一見すると魅力的な内容かと思いきや、法律案の条文をつぶさに眺めてみると、まったく異なる政党がまとめたかのような内容になっている。

    1.ベンチャー支援税制の若干の緩和する
    2.中小企業にもっと補助金を与える
    3.女性の起業機会と受注機会を助ける
    4.国立大学教員の民間企業役員兼務を認める

このように、法律案の内容は月並みなものにとどまっており、面白いものがあるとしても机上のアイディアコンテストに終始している。言い過ぎかもしれないが、詳細を紹介するほどのものは見当たらない。

新しさもあまり感じられず、まるで学生か政治家養成塾の生徒が書いたレポートのようだ。この案の根本思想にあるのは、国家が手厚く保護をすることによって起業家を増やそうというもの。これにより新しい会社が増えれば、それだけ雇用も増え、アメリカのような元気なベンチャーも増える。そしてアメリカのような好況が到来するだろう。そういう姿を夢見たものだ。

これは、いくつかの点で奇妙である。まず、元気なベンチャーは保護の薄い自由奔放な環境から生まれるものだ。ある程度の支援があればなお良いが、それは闘って勝ち取る「支援」であって、上から与えられる保護ではない。

「SOHOや新規創業を増やして雇用を拡大させる」というのも、あまり聞いたことがない。SOHOや新規創業を増やしたければ、その最も手っ取り早い方法は、失業率をもっとあげることだ。

アメリカにおける創業の増加は、過剰なリストラに伴う失業率の高まりも一つの要因になっている。アメリカの大学や大学院で起業論が初めて開設されたのは1946年頃と言われるが、実質的に普及をし始めたのは、アメリカの大企業の地盤沈下が始まる1970年代からだという。

日本企業のアメリカ進出攻勢と軌を一にするところから、「あなたがた日本人があまりにも進出してくるからだよ。私たちアメリカ人が起業家教育にさらなる努力をしなければならなくなったのは……」などという、冗談ともつかぬ嘆きもあるほどだ。
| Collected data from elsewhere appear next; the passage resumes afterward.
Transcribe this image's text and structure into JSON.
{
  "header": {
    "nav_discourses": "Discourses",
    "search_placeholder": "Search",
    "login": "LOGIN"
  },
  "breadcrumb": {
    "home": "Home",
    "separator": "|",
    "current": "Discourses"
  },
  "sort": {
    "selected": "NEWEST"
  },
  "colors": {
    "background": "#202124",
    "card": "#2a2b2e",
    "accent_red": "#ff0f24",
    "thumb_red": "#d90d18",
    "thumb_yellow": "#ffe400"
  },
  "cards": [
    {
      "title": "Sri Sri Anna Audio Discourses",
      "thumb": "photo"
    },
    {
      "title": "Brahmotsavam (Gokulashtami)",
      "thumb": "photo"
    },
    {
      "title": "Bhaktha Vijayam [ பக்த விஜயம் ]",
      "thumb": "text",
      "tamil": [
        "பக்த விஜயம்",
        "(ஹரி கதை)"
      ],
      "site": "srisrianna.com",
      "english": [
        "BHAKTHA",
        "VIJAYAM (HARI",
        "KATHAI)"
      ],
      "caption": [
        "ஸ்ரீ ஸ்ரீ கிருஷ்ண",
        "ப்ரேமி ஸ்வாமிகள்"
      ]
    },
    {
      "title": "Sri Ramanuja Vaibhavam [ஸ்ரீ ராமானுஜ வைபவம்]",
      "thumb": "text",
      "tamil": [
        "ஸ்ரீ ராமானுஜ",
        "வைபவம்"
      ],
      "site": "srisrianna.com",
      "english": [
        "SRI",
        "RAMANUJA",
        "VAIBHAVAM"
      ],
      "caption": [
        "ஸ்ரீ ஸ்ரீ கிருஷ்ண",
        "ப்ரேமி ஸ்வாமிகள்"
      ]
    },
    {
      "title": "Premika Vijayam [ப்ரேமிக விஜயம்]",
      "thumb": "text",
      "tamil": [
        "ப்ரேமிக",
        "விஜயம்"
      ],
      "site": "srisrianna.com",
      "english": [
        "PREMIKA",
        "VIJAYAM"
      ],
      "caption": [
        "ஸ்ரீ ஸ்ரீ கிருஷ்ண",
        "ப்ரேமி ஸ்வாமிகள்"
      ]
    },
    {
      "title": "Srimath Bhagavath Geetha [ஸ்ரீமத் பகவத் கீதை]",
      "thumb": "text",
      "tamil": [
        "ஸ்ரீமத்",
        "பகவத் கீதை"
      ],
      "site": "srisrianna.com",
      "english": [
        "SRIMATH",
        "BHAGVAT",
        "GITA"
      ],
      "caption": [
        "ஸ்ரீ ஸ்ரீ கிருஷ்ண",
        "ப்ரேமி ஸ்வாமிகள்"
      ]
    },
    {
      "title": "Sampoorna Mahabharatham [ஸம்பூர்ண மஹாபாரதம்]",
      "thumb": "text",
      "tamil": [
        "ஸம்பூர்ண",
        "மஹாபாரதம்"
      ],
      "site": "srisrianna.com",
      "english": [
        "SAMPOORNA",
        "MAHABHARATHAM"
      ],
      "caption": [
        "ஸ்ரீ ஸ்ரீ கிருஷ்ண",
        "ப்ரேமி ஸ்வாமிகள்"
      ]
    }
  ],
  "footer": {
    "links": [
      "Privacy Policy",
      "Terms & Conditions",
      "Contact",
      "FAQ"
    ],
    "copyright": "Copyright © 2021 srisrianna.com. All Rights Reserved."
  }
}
闇雲にベンチャーを礼賛するのも考えものだ。だいたい、企業内の新規創業であればまだしも、独立系の新規創業には難しい点が多い。「倍増プラン」は、独立系ベンチャーが本来的に多くの困難を伴う無謀な企てであるということをきちんと見ているようには思えない。アメリカの成功ベンチャーの果実ばかりに目が行っているのかもしれない。民主党の法案発表に見られる楽観思考は、「シリコンバレー幻想」にとりつかれた人々によるものとしか考えにくい。

ゲストスピーカーである千本倖生氏(慶應義塾大学大学院教授・日本ベンチャー学会副会長)も「まぁ、こういう法案は、やらないよりはやった方が良いのかもしれないけど……」と低評価。奥谷禮子氏(ザ・アール代表取締役)に至っては「過剰な保護は産業の衰退を導く可能性がある」と指摘し、民主党陣営は若干の困り顔。新聞社、雑誌社などから多くの取材が来ていたにもかかわらず、翌日の新聞ではほとんど紹介されなかった。この法案と会合のもつ意義がどの程度のものであるかを物語っている。

ステージ上で管氏と対談する格好となった南部氏も澤田氏も、起業家支
援に最も望むこととして税制改革を挙げていた。とりあえずはそれだけやれば十分だと。民主党の法案には、あまり組みこまれていない要素だ。

中小企業のスタートアップ期だけでなく、ベンチャーを支援する側の立場としても、税制の問題を挙げている。特効薬や斬新なアイディアではなく、もっと身近に解決すべきことがあるわけだ。改革しにくい問題だから取り組まないのか、国民からの注目を集めにくいからやりたくないのか、それとも問題視していないだけなのか、どれが原因かはわからない。

しかし、そもそもどのくらいの数の政治家が、ベンチャーやSOHOをきちんと認識しているのだろうか。だいたい国家が手厚く保護をして、ベンチャーやSOHOがそれに依存する。この図式はどう考えてもおかしいではないか。

なのに臆面もなく、そのような法案を派手に発表するというのは、民主党がもはや政策集団として機能していないことを明らかにしていると言っても過言ではない。新規性のある取り組みは大いに歓迎したい。しかしただ注目を集めるだけの目的で、内実を伴っていないのならば、かえって逆効果になることもあるということを肝に銘じておきたい。